PostgreSQL in 与 = any 的SQL语法异同与性能优化
背景
数据库SQL也算一门比较神奇的语言了,比如很多需求可以有不同的SQL来实现:
我之前有输出过一个IN的测试,这里面实际上也涉及到多个语法,实现同一个功能点。测试CASE是1亿 in 100万的多种写法的性能差异。
《HTAP数据库 PostgreSQL 场景与性能测试之 25 - (OLTP) IN , EXISTS 查询》
例如下面三个QUERY的语义就是一样的
select * from tbl where id in (select id from t);
select * from tbl where exists (select 1 from t where t.id=tbl.id);
select * from tbl where id = any (array( select id from t ));
但是不同的SQL,数据库可能会选择不一样的执行计划,并且执行效率可能千差万别。
几个例子
1、创建测试表,模拟1万 IN 100万的操作。
postgres=# create table t(id int);
CREATE TABLE
postgres=# insert into t select generate_series(1,100*10000);
INSERT 0 1000000
2、我们看一看不同写法的执行计划如何:
postgres=# explain select n = any(array(select id from t)) from generate_series(1,10000) as n;
QUERY PLAN
---------------------------------------------------------------------------------
Function Scan on generate_series n (cost=14425.00..14447.50 rows=1000 width=1)
InitPlan 1 (returns $0)
-> Seq Scan on t (cost=0.00..14425.00 rows=1000000 width=4)
(3 rows)
postgres=# explain select n in (select id from t) from generate_series(1,10000) as n;
QUERY PLAN
---------------------------------------------------------------------------------
Function Scan on generate_series n (cost=16925.00..16937.50 rows=1000 width=1)
SubPlan 1
-> Seq Scan on t (cost=0.00..14425.00 rows=1000000 width=4)
(3 rows)
3、你会发现两个语法用了不同的执行计划,一个是InitPlan, 一个是SubPlan.
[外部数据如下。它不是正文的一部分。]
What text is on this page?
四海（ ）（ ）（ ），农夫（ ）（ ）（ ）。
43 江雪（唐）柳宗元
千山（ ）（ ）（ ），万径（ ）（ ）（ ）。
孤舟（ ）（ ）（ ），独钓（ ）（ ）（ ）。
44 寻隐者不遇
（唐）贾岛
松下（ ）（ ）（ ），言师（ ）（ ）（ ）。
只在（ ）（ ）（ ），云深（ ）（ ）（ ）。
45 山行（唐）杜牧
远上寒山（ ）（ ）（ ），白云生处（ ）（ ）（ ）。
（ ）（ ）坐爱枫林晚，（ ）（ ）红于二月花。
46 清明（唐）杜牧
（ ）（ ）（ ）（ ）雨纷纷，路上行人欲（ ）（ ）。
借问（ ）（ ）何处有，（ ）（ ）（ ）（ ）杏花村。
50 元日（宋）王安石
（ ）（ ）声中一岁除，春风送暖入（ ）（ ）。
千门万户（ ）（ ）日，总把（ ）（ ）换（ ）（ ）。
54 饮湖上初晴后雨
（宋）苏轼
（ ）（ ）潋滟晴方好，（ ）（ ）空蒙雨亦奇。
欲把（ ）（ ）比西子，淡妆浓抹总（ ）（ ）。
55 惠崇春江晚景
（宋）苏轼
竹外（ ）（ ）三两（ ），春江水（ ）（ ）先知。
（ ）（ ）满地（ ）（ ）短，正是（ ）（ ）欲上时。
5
对于IN的写法,work_mem参数会直接影响性能,work_mem的大小决定了subquery是否要装载到hash table。
postgres=# set work_mem ='1MB';
SET
postgres=# explain select n in (select id from t) from generate_series(1,10000) as n;
QUERY PLAN
--------------------------------------------------------------------------------
Function Scan on generate_series n (cost=0.00..12916012.50 rows=1000 width=1)
SubPlan 1
-> Materialize (cost=0.00..23332.00 rows=1000000 width=4)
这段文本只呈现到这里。